Il MEG, per me come un sorriso

P. Loris Piorar ci racconta la sua storia nel MEG
Come inizia la mia storia nel MEG? In maniera molto semplice… Da gesuita, sentendone parlare fin dai tempi della mia formazione e soprattutto nel primo contatto, all’arrivo a San Saba per i miei studi di licenza.
Sono arrivato lo stesso giorno in cui è finito il convegno dei sessant’anni del Movimento. Non sapevo cosa mi sarebbe successo in seguito!
All’inizio di quello stesso anno sociale, padre Giangiacomo Rotelli, allora Responsabile Nazionale del MEG, mi chiese di seguire le comunità di Pescara e di dare un contributo al Centro Nazionale insieme a Padre Francesco Pecori.
Ho cominciato con curiosità, senza aspettarmi molto, pensando soprattutto che mi sarei dedicato ad un piccolo gruppetto di ragazzi, tenuto conto che avrei continuato a vivere a Roma.


Il mio primo arrivo a Pescara è stato già uno stupirmi! Molte comunità, moltissimi ragazzi! Non è stato facile, ma ci ho messo tutto il mio di entusiasmo, che era nulla rispetto a quello dei ragazzi. Tale era stata la gioia che quegli incontri mi avevano portato, che decisi di celebrare la mia prima messa da sacerdote proprio durante una Giornata Regionale a Pescara.
Così arrivarono i primi Convegni Nazionali, con l’emozione di accogliere storie di vita nelle confessioni durante le veglie e di vedere ragazzi impegnati a condividere, pregare, gioire insieme. Stupore e bellezza!
Da lì in poi ho continuato il mio servizio, fino a che, nel 2008, mi è stato chiesto di diventare Responsabile Nazionale… Emozioni, attese, paure: tutto questo mi accompagnava, ma nel fondo sentivo la grande gioia di poter servire ancora meglio e ancora di più quei ragazzi.
Tanti i momenti vissuti insieme a loro: dai vari Convegni Nazionali, al Convegno Mondiale; dagli incontri nelle singole comunità, alla relazione personale con i ragazzi.
Ho ricevuto tantissimo. Ho potuto conoscere comunità, storie, città; ricevere tanto amore e tanta accoglienza.

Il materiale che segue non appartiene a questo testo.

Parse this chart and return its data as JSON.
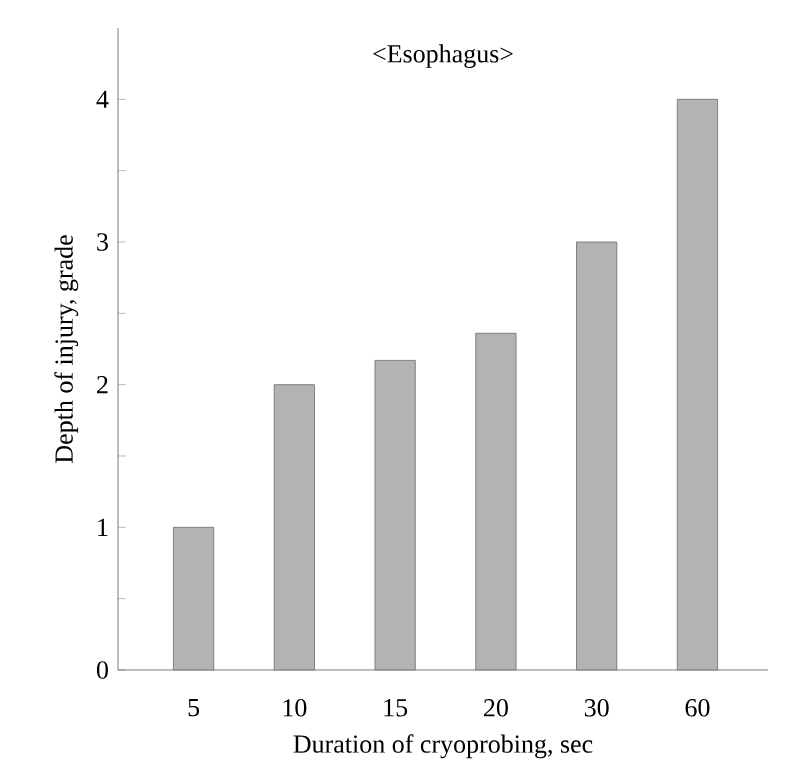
{
  "chart_data": {
    "type": "bar",
    "title": "<Esophagus>",
    "xlabel": "Duration of cryoprobing, sec",
    "ylabel": "Depth of injury, grade",
    "categories": [
      "5",
      "10",
      "15",
      "20",
      "30",
      "60"
    ],
    "values": [
      1.0,
      2.0,
      2.17,
      2.36,
      3.0,
      4.0
    ],
    "color": "#b3b3b3",
    "ylim": [
      0,
      4.5
    ],
    "yticks": [
      0,
      {
        "value": 0.5,
        "label": null
      },
      1,
      {
        "value": 1.5,
        "label": null
      },
      2,
      {
        "value": 2.5,
        "label": null
      },
      3,
      {
        "value": 3.5,
        "label": null
      },
      4
    ],
    "grid": false
  }
}
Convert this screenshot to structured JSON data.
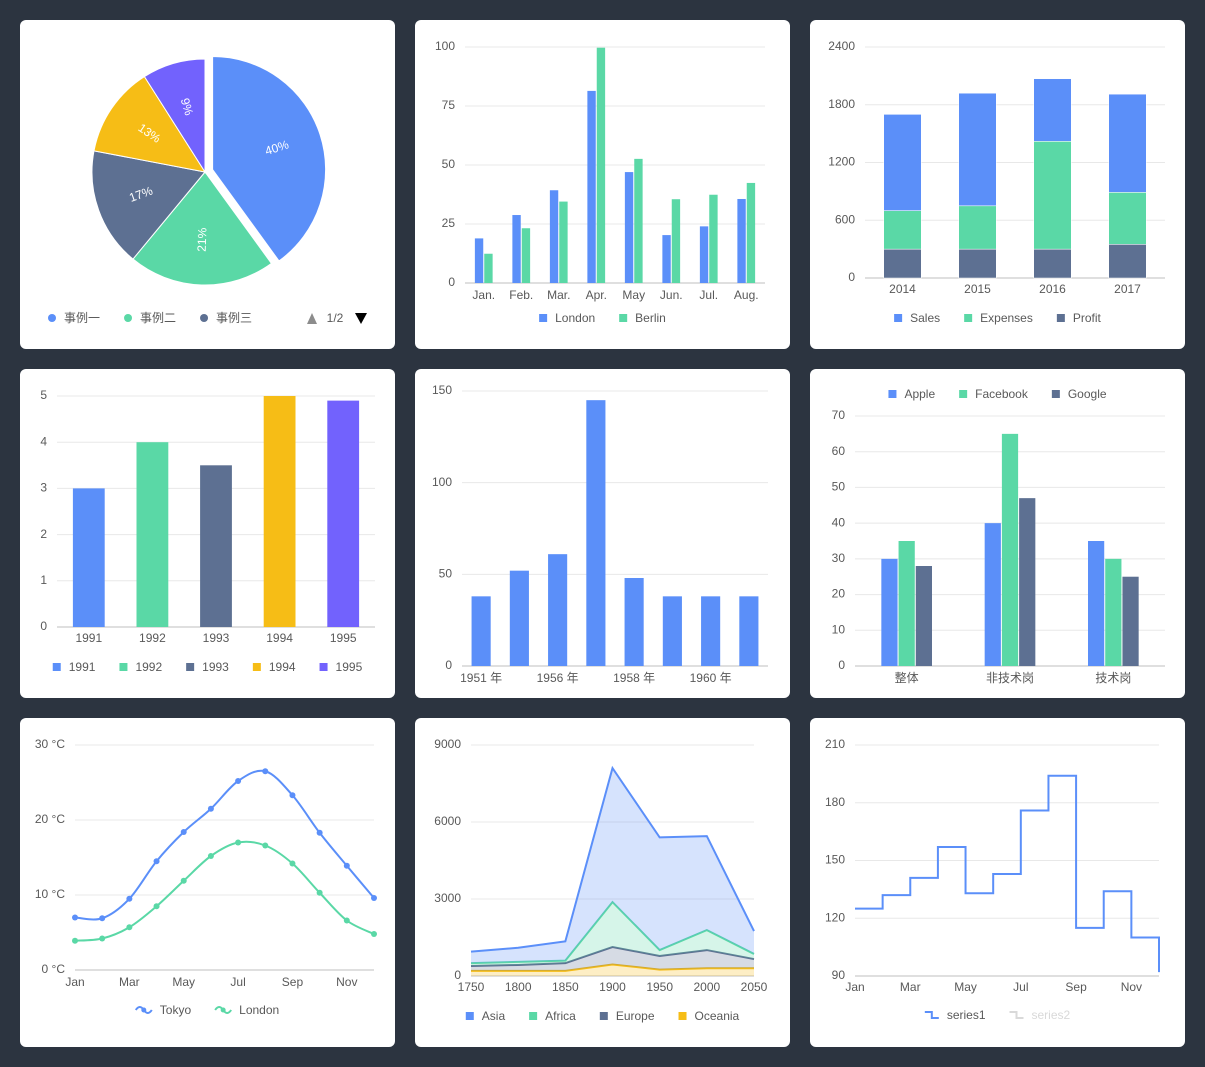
{
  "chart_data": [
    {
      "type": "pie",
      "categories": [
        "事例一",
        "事例二",
        "事例三",
        null,
        null
      ],
      "values": [
        40,
        21,
        17,
        13,
        9
      ],
      "value_labels": [
        "40%",
        "21%",
        "17%",
        "13%",
        "9%"
      ],
      "colors": [
        "#5b8ff9",
        "#5ad8a6",
        "#5d7092",
        "#f6bd16",
        "#7262fd"
      ],
      "legend_page": "1/2"
    },
    {
      "type": "bar",
      "categories": [
        "Jan.",
        "Feb.",
        "Mar.",
        "Apr.",
        "May",
        "Jun.",
        "Jul.",
        "Aug."
      ],
      "series": [
        {
          "name": "London",
          "color": "#5b8ff9",
          "values": [
            18.9,
            28.8,
            39.3,
            81.4,
            47,
            20.3,
            24,
            35.6
          ]
        },
        {
          "name": "Berlin",
          "color": "#5ad8a6",
          "values": [
            12.4,
            23.2,
            34.5,
            99.7,
            52.6,
            35.5,
            37.4,
            42.4
          ]
        }
      ],
      "ylim": [
        0,
        100
      ],
      "yticks": [
        0,
        25,
        50,
        75,
        100
      ],
      "grid": true,
      "legend": "bottom"
    },
    {
      "type": "bar",
      "stacked": true,
      "categories": [
        "2014",
        "2015",
        "2016",
        "2017"
      ],
      "series": [
        {
          "name": "Sales",
          "color": "#5b8ff9",
          "values": [
            1000,
            1170,
            650,
            1020
          ]
        },
        {
          "name": "Expenses",
          "color": "#5ad8a6",
          "values": [
            400,
            450,
            1120,
            540
          ]
        },
        {
          "name": "Profit",
          "color": "#5d7092",
          "values": [
            300,
            300,
            300,
            350
          ]
        }
      ],
      "ylim": [
        0,
        2400
      ],
      "yticks": [
        0,
        600,
        1200,
        1800,
        2400
      ],
      "grid": true,
      "legend": "bottom"
    },
    {
      "type": "bar",
      "categories": [
        "1991",
        "1992",
        "1993",
        "1994",
        "1995"
      ],
      "values": [
        3,
        4,
        3.5,
        5,
        4.9
      ],
      "colors": [
        "#5b8ff9",
        "#5ad8a6",
        "#5d7092",
        "#f6bd16",
        "#7262fd"
      ],
      "ylim": [
        0,
        5
      ],
      "yticks": [
        0,
        1,
        2,
        3,
        4,
        5
      ],
      "grid": true,
      "legend": "bottom"
    },
    {
      "type": "bar",
      "categories": [
        "1951 年",
        null,
        "1956 年",
        null,
        "1958 年",
        null,
        "1960 年",
        null
      ],
      "values": [
        38,
        52,
        61,
        145,
        48,
        38,
        38,
        38
      ],
      "color": "#5b8ff9",
      "ylim": [
        0,
        150
      ],
      "yticks": [
        0,
        50,
        100,
        150
      ],
      "grid": true
    },
    {
      "type": "bar",
      "categories": [
        "整体",
        "非技术岗",
        "技术岗"
      ],
      "series": [
        {
          "name": "Apple",
          "color": "#5b8ff9",
          "values": [
            30,
            40,
            35
          ]
        },
        {
          "name": "Facebook",
          "color": "#5ad8a6",
          "values": [
            35,
            65,
            30
          ]
        },
        {
          "name": "Google",
          "color": "#5d7092",
          "values": [
            28,
            47,
            25
          ]
        }
      ],
      "ylim": [
        0,
        70
      ],
      "yticks": [
        0,
        10,
        20,
        30,
        40,
        50,
        60,
        70
      ],
      "grid": true,
      "legend": "top"
    },
    {
      "type": "line",
      "smooth": true,
      "categories": [
        "Jan",
        null,
        "Mar",
        null,
        "May",
        null,
        "Jul",
        null,
        "Sep",
        null,
        "Nov",
        null
      ],
      "series": [
        {
          "name": "Tokyo",
          "color": "#5b8ff9",
          "values": [
            7,
            6.9,
            9.5,
            14.5,
            18.4,
            21.5,
            25.2,
            26.5,
            23.3,
            18.3,
            13.9,
            9.6
          ]
        },
        {
          "name": "London",
          "color": "#5ad8a6",
          "values": [
            3.9,
            4.2,
            5.7,
            8.5,
            11.9,
            15.2,
            17,
            16.6,
            14.2,
            10.3,
            6.6,
            4.8
          ]
        }
      ],
      "ylim": [
        0,
        30
      ],
      "yticks": [
        {
          "value": 0,
          "label": "0 °C"
        },
        {
          "value": 10,
          "label": "10 °C"
        },
        {
          "value": 20,
          "label": "20 °C"
        },
        {
          "value": 30,
          "label": "30 °C"
        }
      ],
      "grid": true,
      "legend": "bottom"
    },
    {
      "type": "area",
      "stacked": true,
      "x": [
        1750,
        1800,
        1850,
        1900,
        1950,
        2000,
        2050
      ],
      "series": [
        {
          "name": "Asia",
          "color": "#5b8ff9",
          "values": [
            450,
            550,
            750,
            5220,
            4390,
            3660,
            890
          ]
        },
        {
          "name": "Africa",
          "color": "#5ad8a6",
          "values": [
            110,
            120,
            100,
            1750,
            230,
            780,
            200
          ]
        },
        {
          "name": "Europe",
          "color": "#5d7092",
          "values": [
            190,
            230,
            300,
            680,
            530,
            710,
            360
          ]
        },
        {
          "name": "Oceania",
          "color": "#f6bd16",
          "values": [
            200,
            200,
            200,
            450,
            250,
            300,
            300
          ]
        }
      ],
      "xlim": [
        1750,
        2050
      ],
      "xticks": [
        1750,
        1800,
        1850,
        1900,
        1950,
        2000,
        2050
      ],
      "ylim": [
        0,
        9000
      ],
      "yticks": [
        0,
        3000,
        6000,
        9000
      ],
      "grid": true,
      "legend": "bottom"
    },
    {
      "type": "line",
      "step": true,
      "categories": [
        "Jan",
        null,
        "Mar",
        null,
        "May",
        null,
        "Jul",
        null,
        "Sep",
        null,
        "Nov",
        null
      ],
      "series": [
        {
          "name": "series1",
          "color": "#5b8ff9",
          "values": [
            125,
            132,
            141,
            157,
            133,
            143,
            176,
            194,
            115,
            134,
            110,
            92
          ]
        },
        {
          "name": "series2",
          "visible": false
        }
      ],
      "ylim": [
        90,
        210
      ],
      "yticks": [
        90,
        120,
        150,
        180,
        210
      ],
      "grid": true,
      "legend": "bottom"
    }
  ]
}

Ho provato a dare quello che ho potuto.
Nel MEG ho iniziato da fratello, ho concluso da padre.
È stata una grande festa. Ho imparato, forse, un po’ di più ad accogliere, ad ascoltare, ad assumermi responsabilità in prima persona davanti a tutti.
Dal MEG ho provato ad imparare a voler bene a tutti: una scuola lenta ed incisiva.
Il MEG mi ha insegnato a vivere in pienezza la messa come “luogo” in cui il Signore m’incontra: mi ascolta, mi dona una Parola, si spezza per me, mi invita a dirlo agli altri. Luogo in cui il Signore, giocandosi tutto, mi spinge a fare altrettanto.
Ho imparato a portare nel cuore le storie, le persone, le comunità. Con gioia, come faccio anche oggi per i ragazzi che il Signore mi ha affidato. Mi fermavo la mattina presto davanti a Lui e gli affidavo tutti voi, consapevole che allo stesso modo, in ogni comunità, il MEG si ricordava di me.


Oggi il MEG lo rappresenterei con un sorriso. Il sorriso è qualcosa di molto delicato: non nasconde le ferite, le preoccupazioni, ma quando si rivolge a qualcuno desidera ostinatamente cercare e trovare Vita, dentro tutto ciò che gli sta succedendo.
Questo è il sorriso che ho ricevuto da tante persone, adulti, giovani e bambini; sorriso che custodisco indelebilmente nel mio cuore e che provo a condividere con coloro che incontro oggi.